We care about better signals:
- are people reading?
- are posts getting found through search?
- are people clicking through to services or playbooks?
- are posts helping explain what PlainBlack does?
- are we getting better conversations from people who already understand the thinking?
- are the posts giving us useful social content?
- are we building a body of work that compounds?
That last one matters. A single blog post is rarely the win. The body of work is the win.
Thirty useful posts can become a library. A library can become trust. Trust can become sales.
Slow, yes. Less glamorous than "three secret hooks to 10x your visibility," yes. More likely to survive contact with reality, also yes.
Our answer for now
Namecheap says blogging still works.
We say: probably, but not the way most people mean it.
Blogging still works when it is specific, useful, consistent, tied to real customer questions, written in a recognisable voice, and connected to a business that actually knows what it is trying to say.
Blogging does not work when it is treated as a box to tick. It does not work when the posts could belong to any business in the category. It does not work when it is outsourced into generic sludge. It does not work when it is expected to rescue unclear strategy.
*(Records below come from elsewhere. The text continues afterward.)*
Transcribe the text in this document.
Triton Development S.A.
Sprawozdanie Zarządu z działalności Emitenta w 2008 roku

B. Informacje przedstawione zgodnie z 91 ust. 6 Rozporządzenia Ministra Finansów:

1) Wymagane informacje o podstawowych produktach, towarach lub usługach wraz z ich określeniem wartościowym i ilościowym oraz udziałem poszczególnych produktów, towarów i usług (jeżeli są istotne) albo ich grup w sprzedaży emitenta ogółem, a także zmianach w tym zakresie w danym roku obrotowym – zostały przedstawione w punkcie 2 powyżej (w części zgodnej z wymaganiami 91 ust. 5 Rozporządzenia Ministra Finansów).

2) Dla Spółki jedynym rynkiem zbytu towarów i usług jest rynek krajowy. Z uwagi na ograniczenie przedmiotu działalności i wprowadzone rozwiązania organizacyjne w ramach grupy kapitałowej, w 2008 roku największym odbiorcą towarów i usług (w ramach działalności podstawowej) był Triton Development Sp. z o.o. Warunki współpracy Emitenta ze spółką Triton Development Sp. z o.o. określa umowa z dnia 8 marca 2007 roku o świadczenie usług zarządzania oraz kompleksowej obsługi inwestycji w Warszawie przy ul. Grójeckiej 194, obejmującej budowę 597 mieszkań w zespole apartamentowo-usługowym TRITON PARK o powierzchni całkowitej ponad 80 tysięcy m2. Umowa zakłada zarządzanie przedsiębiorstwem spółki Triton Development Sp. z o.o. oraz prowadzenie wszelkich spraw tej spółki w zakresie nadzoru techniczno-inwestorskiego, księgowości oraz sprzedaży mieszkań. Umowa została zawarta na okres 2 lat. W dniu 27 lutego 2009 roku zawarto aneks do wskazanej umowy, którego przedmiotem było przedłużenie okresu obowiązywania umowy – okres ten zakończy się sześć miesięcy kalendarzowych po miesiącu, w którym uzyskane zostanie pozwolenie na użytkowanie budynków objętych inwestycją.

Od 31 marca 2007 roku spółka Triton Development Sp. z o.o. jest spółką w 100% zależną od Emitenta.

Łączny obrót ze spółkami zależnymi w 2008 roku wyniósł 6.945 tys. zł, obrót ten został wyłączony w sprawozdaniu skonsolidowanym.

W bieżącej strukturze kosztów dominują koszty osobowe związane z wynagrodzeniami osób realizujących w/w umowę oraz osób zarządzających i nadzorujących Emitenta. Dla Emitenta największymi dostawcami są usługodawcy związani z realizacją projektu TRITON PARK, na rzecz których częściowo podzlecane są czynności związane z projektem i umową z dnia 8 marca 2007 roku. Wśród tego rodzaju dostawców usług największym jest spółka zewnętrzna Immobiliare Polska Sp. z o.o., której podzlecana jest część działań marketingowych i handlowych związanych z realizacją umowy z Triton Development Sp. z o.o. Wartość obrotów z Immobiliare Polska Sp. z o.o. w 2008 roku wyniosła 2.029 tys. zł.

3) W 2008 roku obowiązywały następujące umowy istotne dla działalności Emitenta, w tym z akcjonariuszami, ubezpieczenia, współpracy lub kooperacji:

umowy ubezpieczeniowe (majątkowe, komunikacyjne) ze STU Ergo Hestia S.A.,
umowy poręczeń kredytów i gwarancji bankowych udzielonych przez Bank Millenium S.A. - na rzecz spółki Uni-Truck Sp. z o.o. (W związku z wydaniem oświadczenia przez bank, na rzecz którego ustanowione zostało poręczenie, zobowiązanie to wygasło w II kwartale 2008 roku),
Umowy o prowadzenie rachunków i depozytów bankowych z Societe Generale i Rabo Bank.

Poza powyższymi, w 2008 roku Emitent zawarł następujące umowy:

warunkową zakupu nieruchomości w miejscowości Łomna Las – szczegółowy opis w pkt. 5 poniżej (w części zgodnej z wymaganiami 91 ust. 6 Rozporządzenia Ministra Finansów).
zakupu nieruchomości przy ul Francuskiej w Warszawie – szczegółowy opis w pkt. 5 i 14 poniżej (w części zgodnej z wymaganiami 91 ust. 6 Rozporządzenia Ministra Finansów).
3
So we are testing the version that might actually matter. Thirty days. Daily builds. Daily posts. Zero ad spend. Plain language. Actual opinions. Useful lessons. No pretending we know the ending before the experiment finishes.
We will report back on day 30. Whether the result is "blogging still has legs" or "we have accidentally built a very elaborate diary for Google's dustbin," you will get the honest version. Tragic, really. The truth is less convenient than a sales page, but it does tend to age better.